Rony Morales is a community journalist with the Union of Peasant Organizations of Verapaz (UVOC) in Guatemala, and Michael Taylor is director of the secretariat of the International Land Coalition, an alliance of 255 civil society and multilateral organizations in 77 countries, based in Rome.
This article was originally published in the Washington Post under the following title "Without a U.N.-backed commission, land rights activists face more deadly persecution in Guatemala" https://www.washingtonpost.com/news/global-opinions/wp/2018/09/10/without-a-u-n-backed-commission-land-rights-activists-face-more-deadly-persecution-in-guatemala/
A crucial institution in the fight to protect human rights and the rule of law is in serious jeopardy in Guatemala. At the order of President Jimmy Morales, the independent International Commission against Impunity in Guatemala (known as CICIG for its initials in Spanish) won’t have a new term, 12 years after the United Nations established it.
Ivan Velásquez, the head of the CICIG, withstood an attempt by the president to expel him last year. But the Colombian national is now barred from entering Guatemala. Legal appeals have been filed with the Constitutional Court seeking to overturn the order.
Velásquez remains stoically committed to the work of the commission, remaining in charge from abroad. We met him a few weeks ago when he received our high-level delegation, organized by the International Land Coalition in response to an outbreak of violence against land rights defenders in Guatemala.
The past eight months have seen a wave of assaults, death threats and assassinations. Nineteen activists and journalists have been murdered; many of them were also tortured. Two were community journalists, three were trade union organizers, and 14 were indigenous leaders.
No one has been charged so far, despite the fact that many of the assassinations happened in public places.
In our meeting, Velásquez expressed deep concern over the growing influence of “criminal structures” on the state, the militarization of the police and legislation to restrict civil liberties. He explained the increase in killings as a desperate effort to contain grass-roots movements for democracy and indigenous land rights. One such movement is the Peasants Development Committee (CODECA). Publicly lambasted by the president, CODECA has seen six of its leaders assassinated since January.
The majority of activists have been killed while defending land rights. Guatemala is not unique in this respect. Two-thirds of the 312 activists killed around the world in 2017, according to a Front Line Defenders’ report, were defending the rights of people and communities under threat from mega projects, mining and big business.
It’s horrifyingly normal for rich landowners in Guatemala to force whole communities from land on which they’ve lived for generations, often with the help of private militias or the army. Guatemala’s rivers have been handed over wholesale to private investors for hydroelectric generation and irrigation of vast sugar-cane and palm-oil plantations.
What we witness today comes on the back of a long history of dispossession of the indigenous majority. By 1950, 72 percent of Guatemala’s land was concentrated in the hands of a mere 2 percent of the population. The efforts by a short-lived democratic government to implement land reform was cut short by the U.S.-backed coup in 1954. The 36-year civil war that followed pitted indigenous and peasant communities against the government.

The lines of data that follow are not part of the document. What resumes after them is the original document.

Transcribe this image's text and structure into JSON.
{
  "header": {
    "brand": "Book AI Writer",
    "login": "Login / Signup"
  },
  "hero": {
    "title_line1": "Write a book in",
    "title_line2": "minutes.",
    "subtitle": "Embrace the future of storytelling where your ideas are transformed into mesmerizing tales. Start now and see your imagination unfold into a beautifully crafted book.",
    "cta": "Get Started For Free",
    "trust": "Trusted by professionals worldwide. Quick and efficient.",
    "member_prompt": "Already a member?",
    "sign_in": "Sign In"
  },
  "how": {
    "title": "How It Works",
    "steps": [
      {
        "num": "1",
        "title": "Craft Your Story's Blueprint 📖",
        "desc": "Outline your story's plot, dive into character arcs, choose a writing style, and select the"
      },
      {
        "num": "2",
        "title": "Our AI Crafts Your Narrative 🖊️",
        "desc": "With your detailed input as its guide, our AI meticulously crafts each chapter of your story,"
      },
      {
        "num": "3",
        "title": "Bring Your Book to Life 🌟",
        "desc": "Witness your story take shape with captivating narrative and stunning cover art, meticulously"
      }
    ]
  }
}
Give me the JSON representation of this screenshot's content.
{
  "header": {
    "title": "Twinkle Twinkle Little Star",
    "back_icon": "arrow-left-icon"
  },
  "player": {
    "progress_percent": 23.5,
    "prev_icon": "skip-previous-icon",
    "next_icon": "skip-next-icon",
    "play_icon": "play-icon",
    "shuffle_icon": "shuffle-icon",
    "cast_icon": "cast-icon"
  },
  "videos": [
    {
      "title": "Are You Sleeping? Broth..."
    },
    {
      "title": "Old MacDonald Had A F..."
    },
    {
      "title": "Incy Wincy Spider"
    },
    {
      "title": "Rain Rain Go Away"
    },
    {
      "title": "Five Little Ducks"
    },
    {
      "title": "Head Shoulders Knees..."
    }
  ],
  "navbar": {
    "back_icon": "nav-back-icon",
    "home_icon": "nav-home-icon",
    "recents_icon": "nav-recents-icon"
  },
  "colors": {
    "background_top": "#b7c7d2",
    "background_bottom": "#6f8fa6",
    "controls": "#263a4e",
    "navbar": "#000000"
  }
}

When the peace accords were finally signed in 1996, land reform was a central element.
Yet successive governments since then have ignored the issue. They have instead pursued a development model so exclusionary that while Guatemala’s gross domestic product has doubled over the past decade, poverty rates over the same period have actually risen. Child malnutrition is among the highest in the world, at 46.5 percent, and more than 75 percent of the indigenous population lives in poverty.
The elite seem willing to continue enriching themselves and blocking reform at any cost. Now, it seems, that cost may be the risk of sliding back to the dark days of the civil war.
One of the few institutions capable of challenging the status quo was the CICIG. Velásquez did not shy from doing so: He indicted the former president and vice president on corruption charges. Now communities fighting for their land and the environment have lost one of their last hopes for protection.
The relentless misery caused by dispossession further destabilizes prospects for peace not only in Guatemala, but also in an already volatile region. It also drives families with few other options at home to attempt the perilous journey to the United States. If only for this reason, the United States should care about land reform in Guatemala.
Yet, the United States so far shows no sign of using its significant economic or political leverage. It remains Guatemala’s most important trading partner, including in the land-hungry sectors of hydropower and agriculture. The United States inexplicably refused to back the joint statement issued last week by the G13 donors group in support of Velásquez and the vital work of the CICIG.
Guatemala can’t keep ignoring corruption and the land rights of its citizens. Agrarian reform — or redistribution of agricultural land — is a 21st century issue at the top of the political agenda not just in Guatemala, but in countries such as South Africa, Colombia and Indonesia.
It is in the international community’s interests to ensure that the polarization in Guatemala does not reach a breaking point. Only by restoring the mandate of independent institutions such as the CICIG and empowering and protecting activists calling for land reform can all in Guatemala have a fairer chance to make a decent living, and only then can peace finally flourish.